BELAJAR MATEMATIKA SAMBIL BERMAIN
Widyaiswara LPMP Bali
A. Pendahuluan
Permainan ini bernama Game "24", penulisnya adalah Elinor Crecelius, dari Wyoming Girls School; Sheridan, Wyoming. Permainan ini didisain untuk mengajarkan fakta dasar dan urutan operasi perhitungan matematika dalam suasana yang menyenangkan, karena seperti yang kita ketahui bersama bahwa fakta dasar dan operasi perhitungan dalam matematika sangat membosankan bagi siswa. Apalagi jika diberikan dengan cara monoton dan menggunakan angka yang besar dan banyak, sehingga menimbulkan kebosanan bagi siswa dan siswa dapat menjadi frustasi dalam belajar matematika.

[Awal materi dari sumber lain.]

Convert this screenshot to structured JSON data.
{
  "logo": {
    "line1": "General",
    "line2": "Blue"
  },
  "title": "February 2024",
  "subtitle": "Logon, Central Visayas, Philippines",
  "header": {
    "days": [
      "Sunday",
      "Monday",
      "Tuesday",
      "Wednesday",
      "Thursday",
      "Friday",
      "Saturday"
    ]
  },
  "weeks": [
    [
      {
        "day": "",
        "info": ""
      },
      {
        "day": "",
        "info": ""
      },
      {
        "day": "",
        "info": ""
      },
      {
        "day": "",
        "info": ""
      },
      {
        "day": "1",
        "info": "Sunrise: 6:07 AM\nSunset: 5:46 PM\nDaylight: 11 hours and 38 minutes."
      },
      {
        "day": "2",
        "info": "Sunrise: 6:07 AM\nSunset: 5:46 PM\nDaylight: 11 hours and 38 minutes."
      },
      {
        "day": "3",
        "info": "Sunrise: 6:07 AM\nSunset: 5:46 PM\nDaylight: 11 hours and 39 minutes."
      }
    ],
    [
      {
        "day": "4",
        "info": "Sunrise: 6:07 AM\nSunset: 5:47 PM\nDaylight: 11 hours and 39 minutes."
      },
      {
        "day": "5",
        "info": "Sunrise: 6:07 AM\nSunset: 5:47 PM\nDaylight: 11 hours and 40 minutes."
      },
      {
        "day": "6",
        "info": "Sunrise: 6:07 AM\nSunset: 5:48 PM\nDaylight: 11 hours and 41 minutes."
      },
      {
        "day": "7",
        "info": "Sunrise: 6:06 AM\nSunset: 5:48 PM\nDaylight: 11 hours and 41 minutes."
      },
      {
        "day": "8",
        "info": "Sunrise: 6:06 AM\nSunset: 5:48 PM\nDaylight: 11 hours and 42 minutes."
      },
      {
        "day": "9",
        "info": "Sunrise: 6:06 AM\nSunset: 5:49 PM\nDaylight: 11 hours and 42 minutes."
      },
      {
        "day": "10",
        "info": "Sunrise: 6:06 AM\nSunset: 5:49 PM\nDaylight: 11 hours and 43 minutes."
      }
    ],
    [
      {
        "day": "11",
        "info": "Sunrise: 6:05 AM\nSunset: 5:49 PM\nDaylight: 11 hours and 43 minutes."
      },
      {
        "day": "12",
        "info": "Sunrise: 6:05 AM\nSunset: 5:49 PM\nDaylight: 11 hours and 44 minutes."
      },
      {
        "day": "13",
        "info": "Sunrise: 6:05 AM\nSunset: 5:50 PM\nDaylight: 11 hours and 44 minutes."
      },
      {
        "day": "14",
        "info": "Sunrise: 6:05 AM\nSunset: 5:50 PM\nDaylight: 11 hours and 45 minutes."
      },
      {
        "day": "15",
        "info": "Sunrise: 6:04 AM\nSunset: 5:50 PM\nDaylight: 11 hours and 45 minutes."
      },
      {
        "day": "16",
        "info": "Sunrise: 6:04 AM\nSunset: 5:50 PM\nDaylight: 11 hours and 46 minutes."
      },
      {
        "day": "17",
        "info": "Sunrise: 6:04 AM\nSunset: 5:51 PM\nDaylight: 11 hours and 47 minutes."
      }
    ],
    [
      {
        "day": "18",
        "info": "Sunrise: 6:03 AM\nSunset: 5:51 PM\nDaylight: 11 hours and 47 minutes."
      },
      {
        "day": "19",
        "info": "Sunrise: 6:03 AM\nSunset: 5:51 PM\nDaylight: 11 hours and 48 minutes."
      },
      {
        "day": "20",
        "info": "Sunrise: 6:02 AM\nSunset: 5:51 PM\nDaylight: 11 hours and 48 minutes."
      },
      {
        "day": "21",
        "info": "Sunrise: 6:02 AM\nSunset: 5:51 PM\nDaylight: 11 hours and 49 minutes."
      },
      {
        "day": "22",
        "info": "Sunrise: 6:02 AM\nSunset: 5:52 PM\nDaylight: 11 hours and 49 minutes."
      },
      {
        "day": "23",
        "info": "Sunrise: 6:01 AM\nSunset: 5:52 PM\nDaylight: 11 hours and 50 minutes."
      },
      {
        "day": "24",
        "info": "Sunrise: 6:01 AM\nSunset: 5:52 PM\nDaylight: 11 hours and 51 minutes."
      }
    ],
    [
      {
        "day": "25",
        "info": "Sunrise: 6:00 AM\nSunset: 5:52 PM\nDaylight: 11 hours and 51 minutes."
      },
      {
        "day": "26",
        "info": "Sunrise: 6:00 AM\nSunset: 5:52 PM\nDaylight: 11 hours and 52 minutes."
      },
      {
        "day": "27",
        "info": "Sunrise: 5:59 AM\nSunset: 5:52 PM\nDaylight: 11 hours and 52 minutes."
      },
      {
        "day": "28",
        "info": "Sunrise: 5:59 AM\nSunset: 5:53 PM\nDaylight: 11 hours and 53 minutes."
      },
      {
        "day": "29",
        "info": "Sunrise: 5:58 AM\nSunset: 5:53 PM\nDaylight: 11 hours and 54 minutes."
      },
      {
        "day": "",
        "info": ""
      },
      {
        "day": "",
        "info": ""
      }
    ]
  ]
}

Cara melakukan permainan ini adalah murid akan menggunakan empat angka yang diperoleh dari mengocok sebuah dadu untuk membuat sebuah pernyataan matematika yang hasilnya sama dengan 24. Alat dan bahan yang digunakan adalah: empat buah dadu, kertas dan pensil. Siswa dibagi dalam sepuluh kelompok, yang setiap kelompok beranggotakan 4 – 5 orang. Karena jumlah siswa di kelas VI B itu adalah 43 orang. Permainan ini dipimpin oleh guru matematikanya langsung yaitu Bapak Made Supardi, sedangkan penulis dalam hal ini hanya mengamati jalannya permainan.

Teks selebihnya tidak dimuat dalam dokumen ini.